After leaving Miami, we drove north to Orlando with my parents following close behind. Everyone knows that Orlando is the “land of theme parks.” Other than a series of fun houses, Orlando is a gigantic suburb, plagued with strip mall, after strip mall, after strip mall. A concrete layer cake topped with Mickey Mouse frosting.
If you love theme parks, you will love Orlando. There’s absolutely no doubt about that. If you’re the type of person who despises “overly produced fun,” Orlando might be your definition of hell on earth. I happen to have an immense appreciation for all that is kitschy in this world. When I go to Orlando, I drink the Kool-aid. I drink it until I’m drunk and sick. Cursing that dreaded evil mouse with all his “magic” and “happiness.” Swearing he’ll never see me again (but, of course, he will). You see I’m addicted to corn-ball entertainment and, as with Gatlinburg, Tennessee, I take pleasure in the ridiculousness of it all.
My parents were only able to stay one day in Orlando before heading back to their lives in central Illinois.
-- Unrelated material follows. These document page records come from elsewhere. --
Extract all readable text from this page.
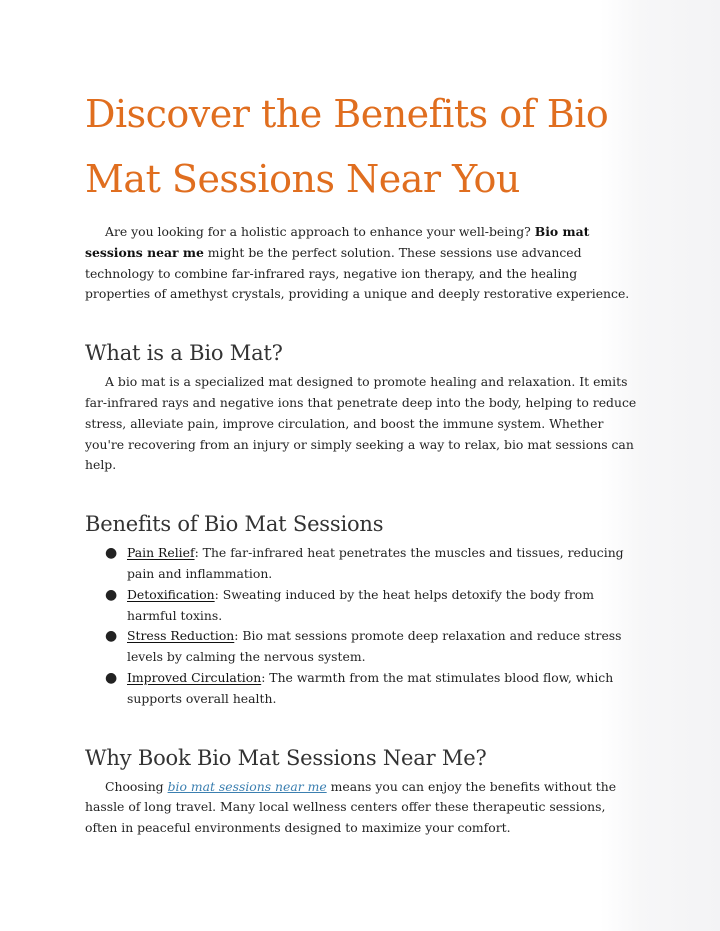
Discover the Benefits of Bio
Mat Sessions Near You

Are you looking for a holistic approach to enhance your well-being? Bio mat sessions near me might be the perfect solution. These sessions use advanced technology to combine far-infrared rays, negative ion therapy, and the healing properties of amethyst crystals, providing a unique and deeply restorative experience.

What is a Bio Mat?

A bio mat is a specialized mat designed to promote healing and relaxation. It emits far-infrared rays and negative ions that penetrate deep into the body, helping to reduce stress, alleviate pain, improve circulation, and boost the immune system. Whether you're recovering from an injury or simply seeking a way to relax, bio mat sessions can help.

Benefits of Bio Mat Sessions
● Pain Relief: The far-infrared heat penetrates the muscles and tissues, reducing pain and inflammation.
● Detoxification: Sweating induced by the heat helps detoxify the body from harmful toxins.
● Stress Reduction: Bio mat sessions promote deep relaxation and reduce stress levels by calming the nervous system.
● Improved Circulation: The warmth from the mat stimulates blood flow, which supports overall health.
Why Book Bio Mat Sessions Near Me?

Choosing bio mat sessions near me means you can enjoy the benefits without the hassle of long travel. Many local wellness centers offer these therapeutic sessions, often in peaceful environments designed to maximize your comfort.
The four of us decided to explore the Kennedy Space Center, which is a pseudo theme park. “Pseudo” because it’s a theme park trying to be a museum. There are thrill rides, and it is possible to eat a chili cheese dog while flipping through interactive displays. There are “characters” walking around allowing you to take selfies. Although, these characters are actual astronauts.
My favorite part of our day at Kennedy Space Center was the Astronaut Talk. We were lucky enough to have Alfred Worden giving our talk, a man who actually flew an Apollo spaceship to the moon. He is, in every sense of the word, a real American hero. His stories of space travel were intoxicating, but it was obvious that the other members of the audience weren’t as impressed. Children were running around the aisles. Middle-aged women were chatting, giggling and texting.
My father stood up at the end of Mr. Worden’s speech and shook the man’s hand. His speech impressed us, and even though the audience was quite rude, we enjoyed it.
The following day, we said goodbye to my parents and headed to Theme World RV Park. So far Guillaume and I have traveled over 9,000 miles and we’ve stayed in dozens of campgrounds all over the United States and eastern Canada. We’ve never been turned away. NEVER! Theme World might have been the first…
I walked into the registration office. The young woman sitting at the front desk was staring at my tiny home, idling outside with Guillaume in the driver’s seat. The response I’ve grown used to goes something like this:
“I’ve never seen anything like that! It’s so cool!”
But this young woman’s response was quite different.
She scowled… “Did you call ahead and tell them that you were bringing…. this?”
“I told them I was bringing a 24 foot travel trailer.” I said. “They didn’t ask for details.”
I’ve learned over the last five months that it’s easier to explain what the tiny house is upon arrival. Keep it simple over the phone, because usually when people actually see the tiny house they are very excited. If I had described my tiny home as a “self-built RV,” the campground owners might imagine that I’ve attached a dilapidated shack to a truck bed with elmer’s glue and toothpicks. So I usually avoid details unless probed.
“I guess it’s okay,” she said reluctantly, after being unable to reach her manager. We parked and stayed for three nights. As usual, many of our neighbors complimented the tiny house and were in awe of the comforts revealed inside. No one from management ever came to kick us out.
One of my best friends from high school now lives in Orlando with her husband. They are traveling nurses, and they live in a real RV with their two dogs. A year ago they were stationed in southern California and had helped us put the siding on our house. This was the first time they had seen the house complete.
We did, of course, go to Disney World.
As always, I was fully committed to the magic-of-the-mouse and was giddy as a school girl. Guillaume on the other hand is not a fan of theme parks, musicals, kookiness or waiting in line. He’s such a scrooge. But even he had a good time. It’s impossible not to have fun at Disney!
One experience I highly recommend is kayaking on the Winter Park Chain of Lakes. We rented a few kayaks and paddled down narrow picturesque canals, canopied by lush trees, connecting several fresh water lakes. Cypress trees were scattered throughout the lakes, making comfy perches for a variety of birds. I was able to identify commodores and anhingas from my bird watching in the Everglades, which was rewarding.
Four hours later our arms were aching and we headed back. I lost my balance as I was docking my kayak and somehow managed to fully submerge myself in two feet of water! Only I could do something like that. I’m such an klutz!
We spent a few nights in Orlando hosted in the driveway of Randa Black. She was an amazing host, lending us kayaks and allowing us to have an epic open house where almost one hundred people showed up to tour our home.
The weekend ended with the Orlando Tumbleweed Workshop, which Guillaume and I hosted and showcased our home. There was some electrical malfunction at our hotel, so we weren’t able to plug in the tiny house. We spent three nights without electricity, but a little “glamping” never killed anyone.